In Südamerika hingegen ist Tierwohl ein Fremdwort, sind die sozialen Normen auch nur dürftig. "Wir hier in der EU, wir versuchen in allen Belangen, spitze zu sein. Wenn's auch nicht immer einfach ist, aber wir tun das für die Verbraucher."
"Wir sind gegen Einfuhren von landwirtschaftlichen Produkten", sagt folgerichtig dieser Landwirt. "Oder, wenn, dann nur, wenn eine 'Spiegelklausel' vorgesehen wird. Heißt konkret: gleiche Normen für alle!"
Clarinval versteht Unmut
Der föderale Vizepremier- und Agrarminister David Clarinval zeigte am Nachmittag im Parlament Verständnis für die Proteste der Landwirte. Das Mercosur-Freihandelsabkommen sei in seiner jetzigen Form noch zu unausgewogen, sagte der MR-Politiker während der wöchentlichen Fragestunde in der Kammer.
Es fehle tatsächlich noch eine Klausel, die dafür sorgt, dass für die südamerikanischen Bauern dieselben Auflagen gelten wie für die europäischen. Belgien werde sich dennoch nicht den Gegnern anschließen können, sondern sich lediglich enthalten, so Clarinval.
Trotz dieser grundlegenden Bedenken seinerseits könne sich Belgien aber nicht den Gegnern des Abkommens anschließen, sagte Clarinval. In dieser Frage müsse man sich nämlich mit den Regionen abstimmen. Und im Gegensatz zur Wallonie sei Flandern ein Mercosur-Befürworter. In einem solchen Fall müsse sich Belgien nun mal im Ministerrat enthalten.
Die Verhandlungen zwischen der EU und den Mercosur-Staaten sind mittlerweile auf der Zielgeraden. Deswegen schalten die Landwirte jetzt auch einen Gang höher.
Aktion an der E40 ohne Zwischenfälle
An der Autobahn E40 waren es am Donnerstagvormittag noch ein gutes Dutzend Traktoren, die die Fahrbahn Höhe Welkenraedt in Richtung Lüttich blockieren - zwischenzeitlich waren es noch mehr.
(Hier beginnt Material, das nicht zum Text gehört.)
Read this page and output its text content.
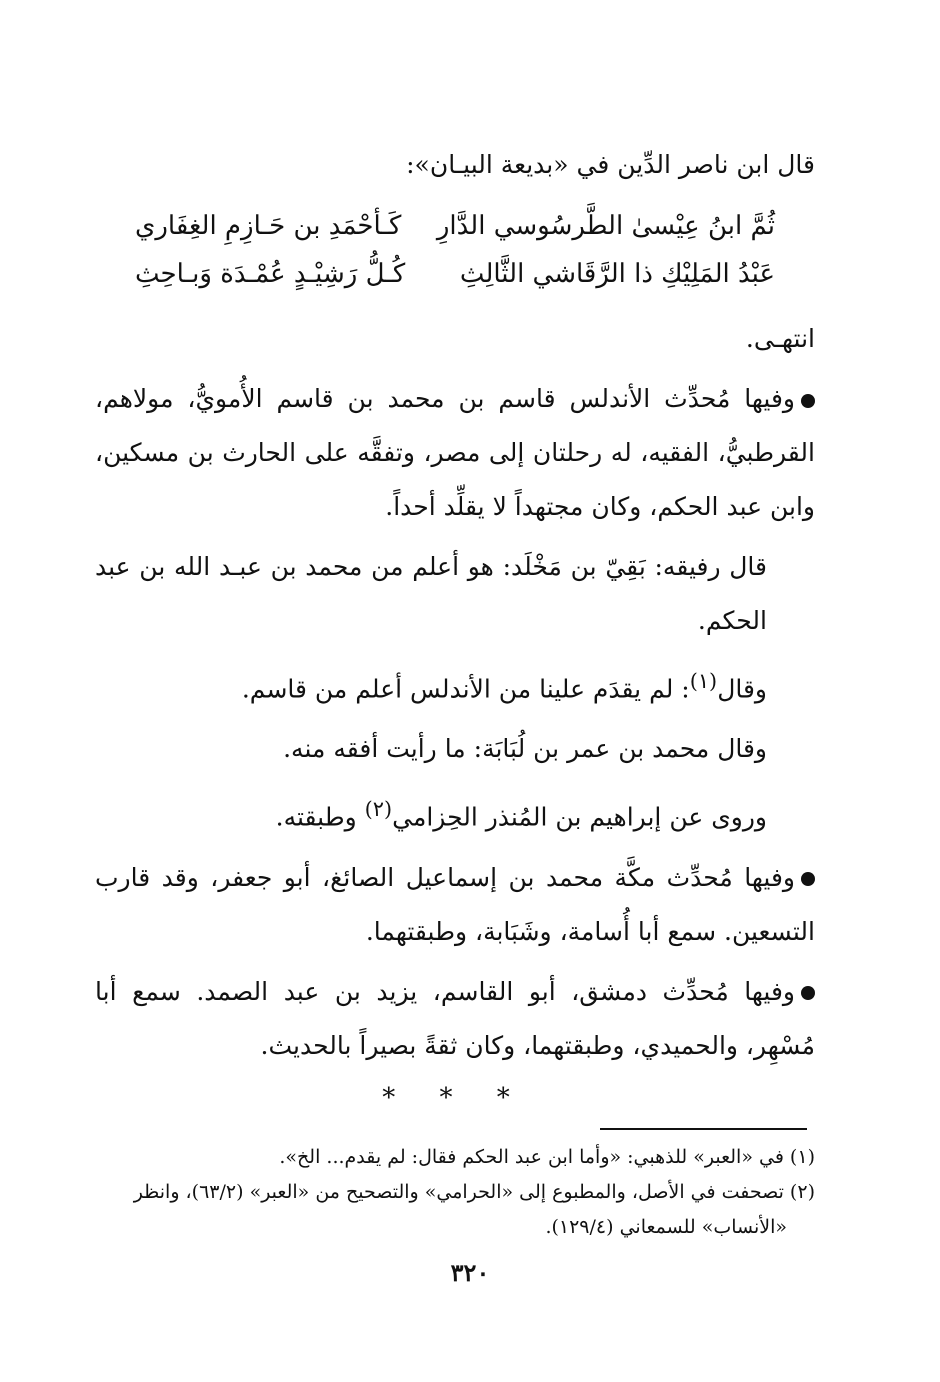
قال ابن ناصر الدِّين في «بديعة البيـان»:

ثُمَّ ابنُ عِيْسىٰ الطَّرسُوسي الدَّارِ
كَـأحْمَدِ بن حَـازِمِ الغِفَاري
عَبْدُ المَلِيْكِ ذا الرَّقَاشي الثَّالِثِ
كُـلُّ رَشِيْـدٍ عُمْـدَة وَبـاحِثِ

انتهـى.

وفيها مُحدِّث الأندلس قاسم بن محمد بن قاسم الأُمويُّ، مولاهم، القرطبيُّ، الفقيه، له رحلتان إلى مصر، وتفقَّه على الحارث بن مسكين، وابن عبد الحكم، وكان مجتهداً لا يقلِّد أحداً.

قال رفيقه: بَقِيّ بن مَخْلَد: هو أعلم من محمد بن عبـد الله بن عبد الحكم.

وقال$^{(١)}$: لم يقدَم علينا من الأندلس أعلم من قاسم.

وقال محمد بن عمر بن لُبَابَة: ما رأيت أفقه منه.

وروى عن إبراهيم بن المُنذر الحِزامي$^{(٢)}$ وطبقته.

وفيها مُحدِّث مكَّة محمد بن إسماعيل الصائغ، أبو جعفر، وقد قارب التسعين. سمع أبا أُسامة، وشَبَابة، وطبقتهما.

وفيها مُحدِّث دمشق، أبو القاسم، يزيد بن عبد الصمد. سمع أبا مُسْهِر، والحميدي، وطبقتهما، وكان ثقةً بصيراً بالحديث.

* * *

(١) في «العبر» للذهبي: «وأما ابن عبد الحكم فقال: لم يقدم... الخ».

(٢) تصحفت في الأصل، والمطبوع إلى «الحرامي» والتصحيح من «العبر» (٦٣/٢)، وانظر

«الأنساب» للسمعاني (١٢٩/٤).

٣٢٠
Die Aktion an der E40 verlief ohne Zwischenfälle. Die Autofahrer hätten großes Verständnis, so Laurent Klein, Hauptinspektor bei der Föderalen Polizei. Zu den Auswirkungen auf den Verkehr sagt er: "Es hält sich in Grenzen. Zur Spitzenzeit im Berufsverkehr war etwas mehr als sonst. Aber insgesamt verläuft es doch angesichts der Umstände relativ gut."
Obwohl der Bauernbund Ostbelgien an der Aktion nicht teilgenommen hat, waren auch ostbelgische Landwirte bei der Blockade am Eupener Autobahnkreuz zu finden. So zum Beispiel der Ameler Landwirt Roland Backes.
Déjà-Vu für Junglandwirte
Für die Junglandwirte muss sich das wie ein Déja-Vu anfühlen. Schon zu Jahresbeginn hatten die Landwirte ihren Unmut kundgetan. Tagelang hatten sie protestiert, vor allem gegen sinkende Einnahmen, Umweltvorschriften aus Brüssel und ihrer Meinung nach zu viele Vorgaben.
Damals konnten die Bauern den verschiedenen Regierungen des Landes und vor allem der EU eine Reihe von Zugeständnissen abringen. Doch sei davon nur ein geringer Teil auch umgesetzt worden, beklagen die Bauern.
Viele haben das Gefühl, der bisherige Protest habe nicht die erhofften Erfolge gebracht. Umso entschlossener sind sie jetzt im Kampf gegen das Mercosur-Abkommen. Wie lange sie die Proteste durchziehen wollen, ist noch offen.